O presidente de Câmara que desobedecer à determinação será enquadrado em crime de responsabilidade. Incorrerá no mesmo crime o prefeito que efetuar repasse superior ao que determina a lei ou que não enviá-lo até o dia 20 de cada mês. A votação em segundo e último turno está marcada para o próximo dia 27. As Câmaras Municipais que ultrapassem nos gastos terão que se ajustar à lei até o dia 1º de janeiro do ano que vem.
O relator da matéria, senador Jefferson Péres (PDT-AM), lembrou ter advertido seus colegas sobre imperfeições da proposta, como a de igualar um município cuja população vive do extrativismo com outro industrial. Ainda assim, segundo ele, é melhor aprová-la do que manter a atual situação.
De autoria do ex-senador e atual governador de Santa Catarina, Esperidião Amin (PPB), a proposta da emenda já foi examinada pelos deputados. Voltou ao exame dos senadores porque foi alterada e agora depende apenas de mais uma votação para ser promulgada. Para mostrar o descompasso do que é aplicado nas Câmaras de Vereadores e outros programas de interesse da comunidade, o senador Eduardo Suplicy (PT-SP) informou que os vereadores de São Paulo poderão gastar este ano mais de duas vezes o total de recursos destinados ao programa de renda mínima no município, ainda não regulamentado, que deverá beneficiar cerca de 200 mil família.
A Câmara receberá R$ 180 milhões, enquanto que os gastos com o programa estão limitados a R$ 74 milhões.
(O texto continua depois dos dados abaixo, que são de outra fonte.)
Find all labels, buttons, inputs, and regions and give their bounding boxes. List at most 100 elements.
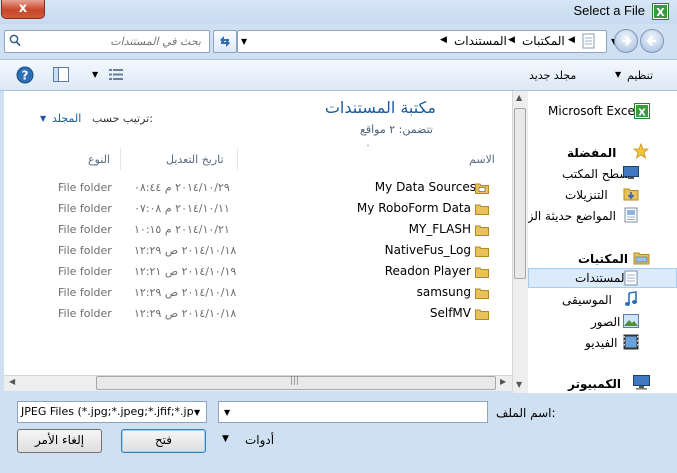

Suplicy disse não entender o porquê do aumento das despesas em São Paulo: segundo ele, eram de 1% do orçamento do município, em 1989 e 1990, quando ele a presidiu, e hoje chegam a 2,4% do orçamento de R$ 7 bilhões. O senador Paulo Hartung (PPB-ES) disse esperar as Câmaras que estiverem gastando menos do que os valores definidos pela emenda não elevem seus gastos. É o caso das Câmaras de Vitória, hoje com gastos de 3% da receita, e de São Paulo, que passam a ter o limite fixado em 5%.
De acordo com a emenda, os limites com gastos das Câmaras e os subsídios dos vereadores passam a ser os seguintes: População até 100 mil gasto pela câmara até 8% da receita. De 100 mil e 1 habitantes a 300 mil gasto de até 7% da receita. De 300 mil e 1 habitantes a 500 mil gasto de até 6% da receita. Acima de 500 mil e 1 habitantes gasto de até 5% da receita.
No caso de população de até 10 mil habitantes subsídio máximo dos vereadores corresponderá a 20% do subsídio dos deputados estaduais. População de 10 mil e um habitantes a 50 mil subsídio máximo será de 30% do subsídio dos deputados estaduais. População de 50 mil e 1 a 100 mil habitantes subsídio máximo corresponderá a 40% do subsídio dos deputados estaduais. População de 100 mil e 1 habitantes a 300 mil subsídio corresponderá a 50% do que recebem os deputados estaduais. População de 300 mil e 1 habitantes a 500 mil subsídio corresponderá a 60% do subsídio dos deputados estaduais. População acima de 500 mil habitantes subsídio máximo dos vereadores corresponderá a 75% do subsídio dos deputados estaduais.